Denise is the officer responsible for the Foundation's internal and external communications, public information, public policy communications, reputation management and stakeholder relations world wide. Prior to joining Rockefeller, Denise worked for AT and T on a range of communication issues and was also responsible for corporate diversity concerns including sexual harassment and equal representation for people of colour. Her wide community communication experience includes the United Way, Michigan Criminal Justice System and the Model Cities Programme. Denise is a past National President of Women in Communications Inc in the USA.


The Communication Initiative: What is the history of The Rockefeller Foundation and communication?


Denise Gray-Felder: The Foundation has had a communications function for nearly 40 years. Historically, the focus has been on publications, producing pieces that explain the work of the Foundation in printed fashion.
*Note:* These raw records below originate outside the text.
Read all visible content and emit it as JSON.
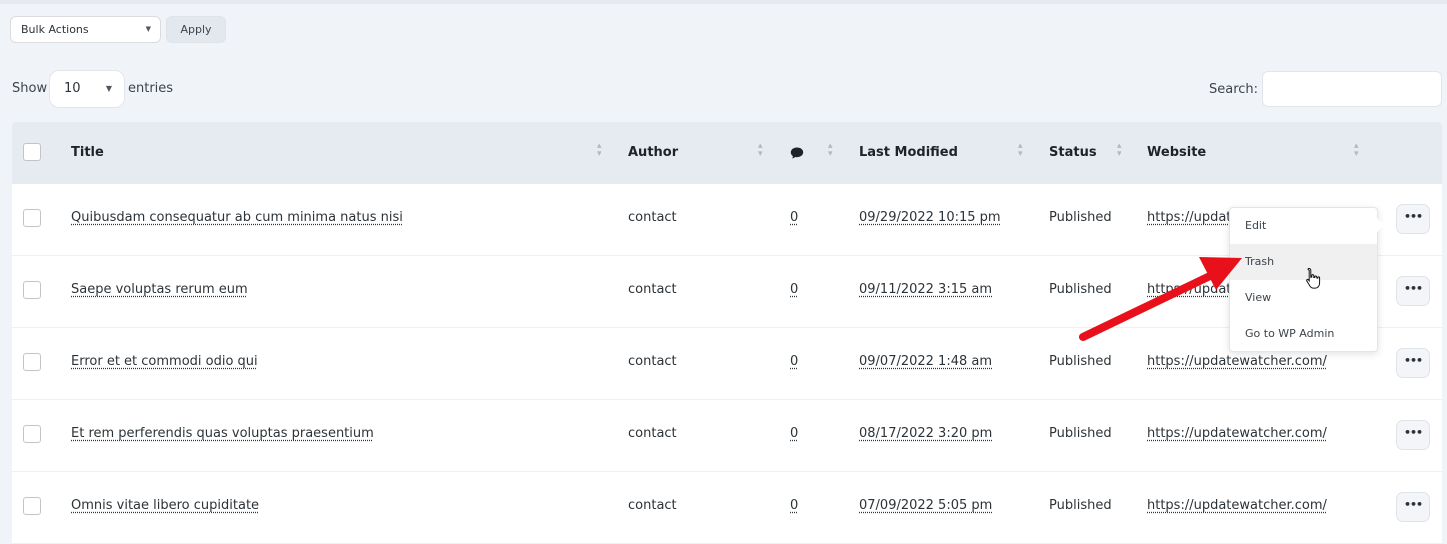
{
  "toolbar": {
    "bulk_actions": "Bulk Actions",
    "apply": "Apply"
  },
  "length_control": {
    "show": "Show",
    "value": "10",
    "entries": "entries"
  },
  "search": {
    "label": "Search:",
    "value": ""
  },
  "table": {
    "columns": {
      "title": "Title",
      "author": "Author",
      "comments_icon": "comment-icon",
      "last_modified": "Last Modified",
      "status": "Status",
      "website": "Website"
    },
    "rows": [
      {
        "title": "Quibusdam consequatur ab cum minima natus nisi",
        "author": "contact",
        "comments": "0",
        "modified": "09/29/2022 10:15 pm",
        "status": "Published",
        "website": "https://updat"
      },
      {
        "title": "Saepe voluptas rerum eum",
        "author": "contact",
        "comments": "0",
        "modified": "09/11/2022 3:15 am",
        "status": "Published",
        "website": "https://updat"
      },
      {
        "title": "Error et et commodi odio qui",
        "author": "contact",
        "comments": "0",
        "modified": "09/07/2022 1:48 am",
        "status": "Published",
        "website": "https://updatewatcher.com/"
      },
      {
        "title": "Et rem perferendis quas voluptas praesentium",
        "author": "contact",
        "comments": "0",
        "modified": "08/17/2022 3:20 pm",
        "status": "Published",
        "website": "https://updatewatcher.com/"
      },
      {
        "title": "Omnis vitae libero cupiditate",
        "author": "contact",
        "comments": "0",
        "modified": "07/09/2022 5:05 pm",
        "status": "Published",
        "website": "https://updatewatcher.com/"
      }
    ],
    "more_label": "•••"
  },
  "row_menu": {
    "items": [
      "Edit",
      "Trash",
      "View",
      "Go to WP Admin"
    ],
    "highlighted": "Trash"
  },
  "annotation": {
    "arrow_color": "#e8101a"
  }
}
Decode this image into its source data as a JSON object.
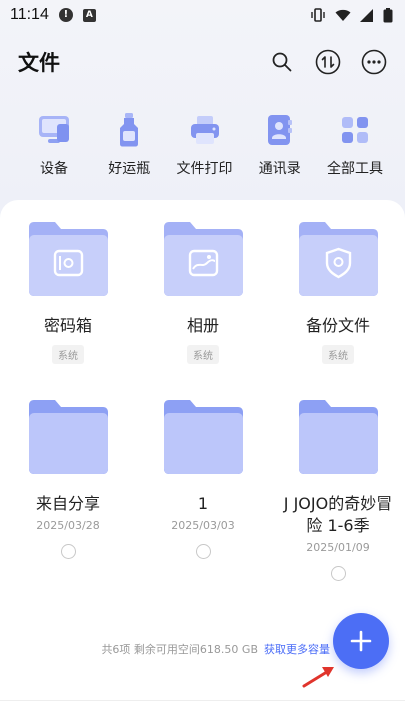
{
  "status_bar": {
    "time": "11:14"
  },
  "header": {
    "title": "文件"
  },
  "tools": [
    {
      "label": "设备",
      "icon": "device-icon"
    },
    {
      "label": "好运瓶",
      "icon": "bottle-icon"
    },
    {
      "label": "文件打印",
      "icon": "printer-icon"
    },
    {
      "label": "通讯录",
      "icon": "contacts-icon"
    },
    {
      "label": "全部工具",
      "icon": "all-tools-icon"
    }
  ],
  "items": [
    {
      "name": "密码箱",
      "tag": "系统",
      "icon": "safe-icon"
    },
    {
      "name": "相册",
      "tag": "系统",
      "icon": "album-icon"
    },
    {
      "name": "备份文件",
      "tag": "系统",
      "icon": "shield-icon"
    },
    {
      "name": "来自分享",
      "date": "2025/03/28"
    },
    {
      "name": "1",
      "date": "2025/03/03"
    },
    {
      "name": "J JOJO的奇妙冒险 1-6季",
      "date": "2025/01/09"
    }
  ],
  "storage": {
    "summary": "共6项 剩余可用空间618.50 GB",
    "link": "获取更多容量"
  },
  "colors": {
    "accent": "#4c6ef5",
    "folder_light": "#d7dcfb",
    "folder_dark": "#8fa0f3"
  }
}
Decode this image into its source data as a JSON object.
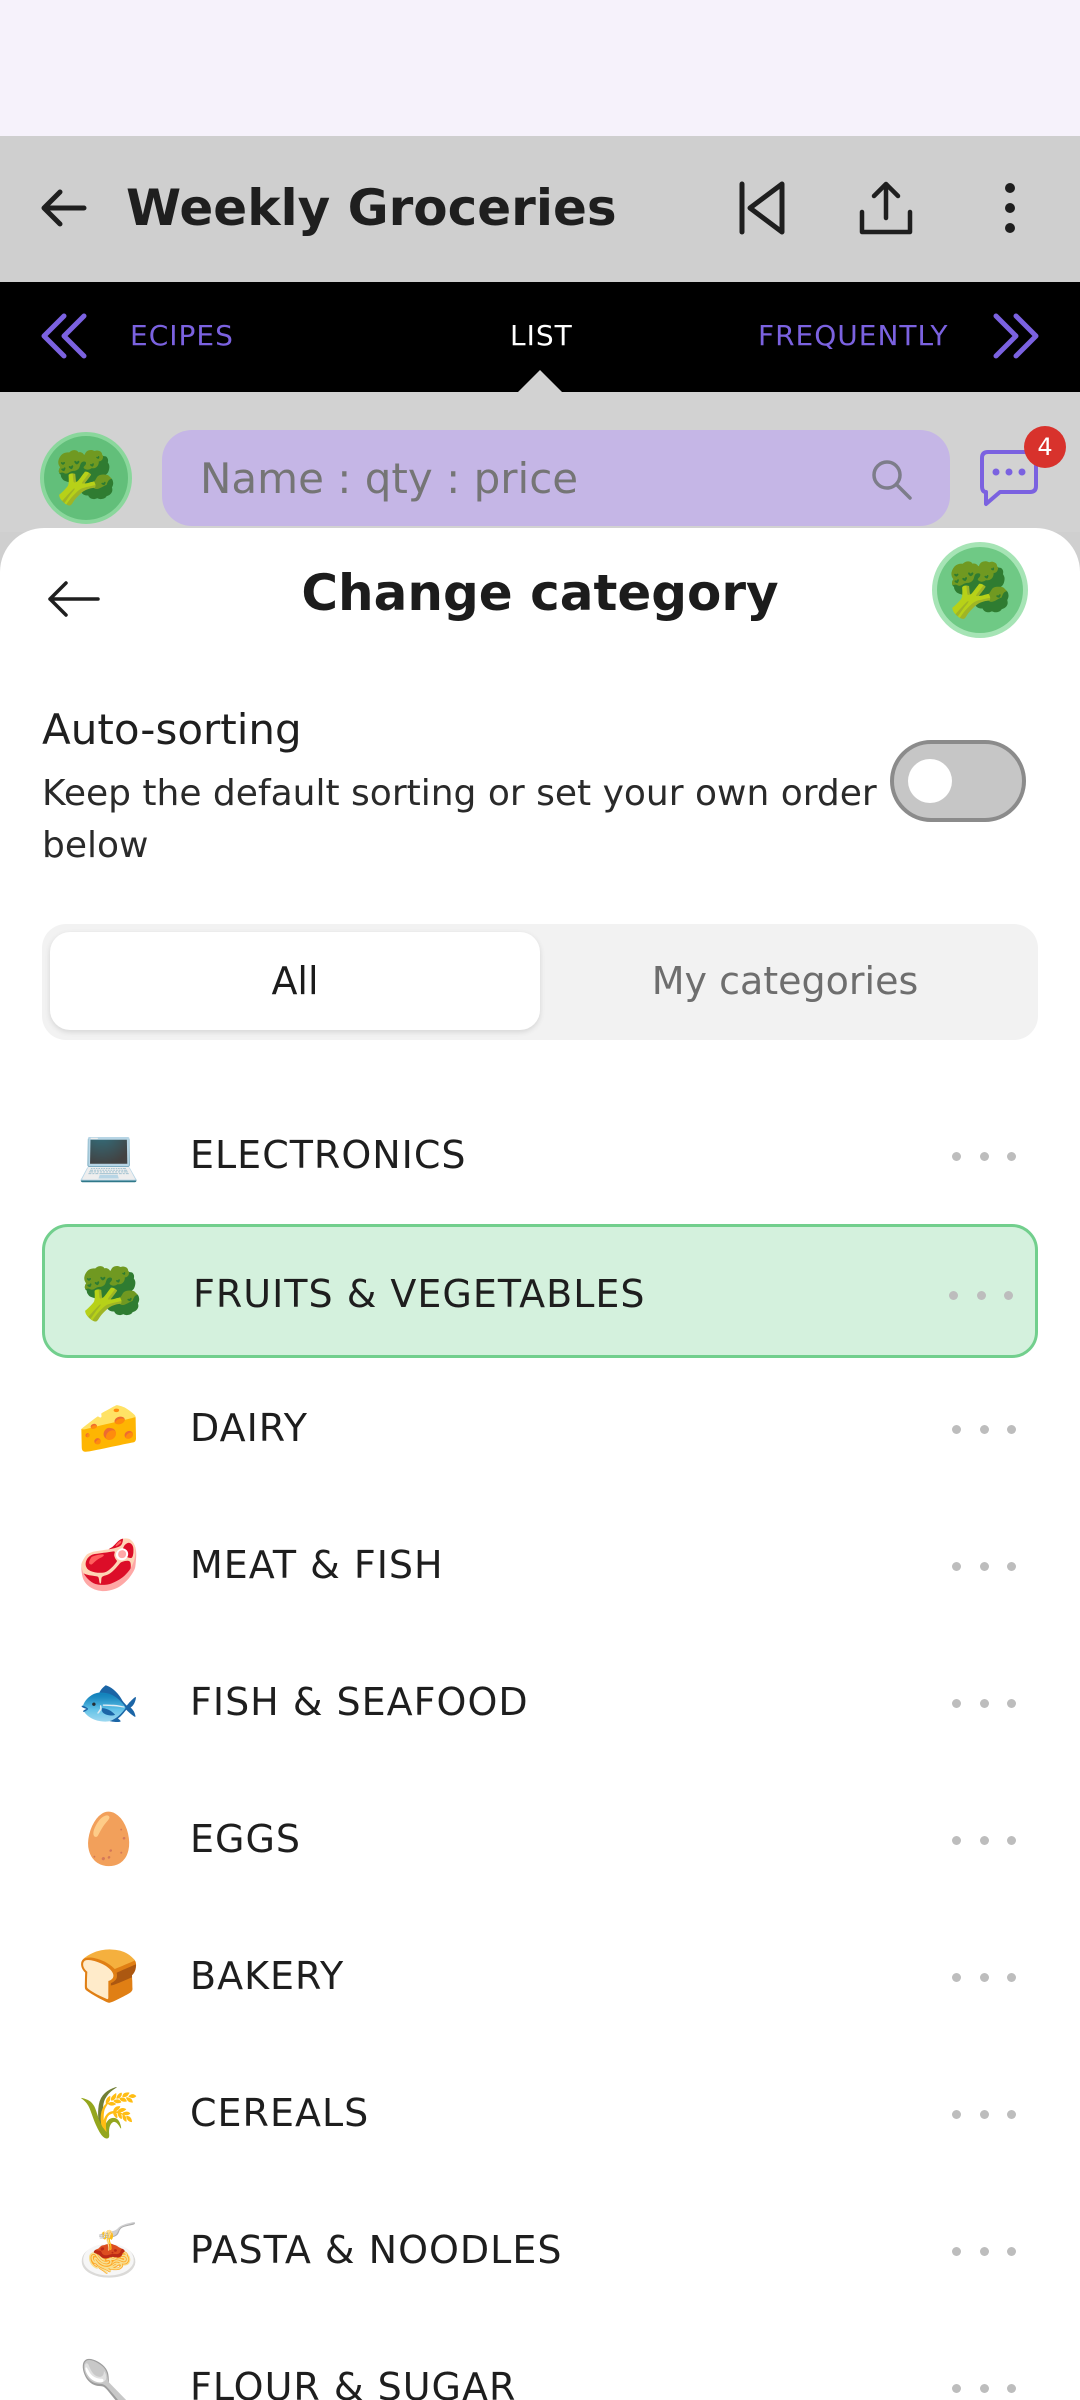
{
  "appbar": {
    "title": "Weekly Groceries",
    "icons": [
      "arrow-left-icon",
      "skip-previous-icon",
      "share-icon",
      "more-vert-icon"
    ]
  },
  "tabs": {
    "left": "ECIPES",
    "active": "LIST",
    "right": "FREQUENTLY",
    "inactive_color": "#7b62e0"
  },
  "input": {
    "placeholder": "Name : qty : price",
    "badge": "4"
  },
  "sheet": {
    "title": "Change category",
    "auto_title": "Auto-sorting",
    "auto_desc": "Keep the default sorting or set your own order below",
    "toggle_on": false,
    "segments": {
      "all": "All",
      "mine": "My categories"
    },
    "categories": [
      {
        "emoji": "💻",
        "label": "ELECTRONICS",
        "selected": false
      },
      {
        "emoji": "🥦",
        "label": "FRUITS & VEGETABLES",
        "selected": true
      },
      {
        "emoji": "🧀",
        "label": "DAIRY",
        "selected": false
      },
      {
        "emoji": "🥩",
        "label": "MEAT & FISH",
        "selected": false
      },
      {
        "emoji": "🐟",
        "label": "FISH & SEAFOOD",
        "selected": false
      },
      {
        "emoji": "🥚",
        "label": "EGGS",
        "selected": false
      },
      {
        "emoji": "🍞",
        "label": "BAKERY",
        "selected": false
      },
      {
        "emoji": "🌾",
        "label": "CEREALS",
        "selected": false
      },
      {
        "emoji": "🍝",
        "label": "PASTA & NOODLES",
        "selected": false
      },
      {
        "emoji": "🥄",
        "label": "FLOUR & SUGAR",
        "selected": false
      }
    ]
  },
  "colors": {
    "accent_green": "#72cf8d",
    "selected_bg": "#d4f1dd",
    "search_bg": "#c5b6e6",
    "badge": "#d8322c"
  }
}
Three and half, almost four years ago, when I was hired, the Foundation made a conscious decision that they wanted a different kind of communications presence. The environment for this kind of work, and philanthropy in general, was shifting and is continuing to shift. So we are now considered more of a partner in helping to make our programme work more effective – using communications for better programmes.


CI: What was the rationale for that changing role?


DG: If you look at other organisations, particularly in the private sector, communications were far more sophisticated: more in tune with customer and audience needs; more research driven; more of a strategic focus; all of the things that the market place demands if you are to be successful. Philanthropy and in particular foundations seemed to be out-of-step with that approach. Peter Goldmark [previous President of The Rockefeller Foundation] saw and knew that. He perceived an opportunity to try to make some changes.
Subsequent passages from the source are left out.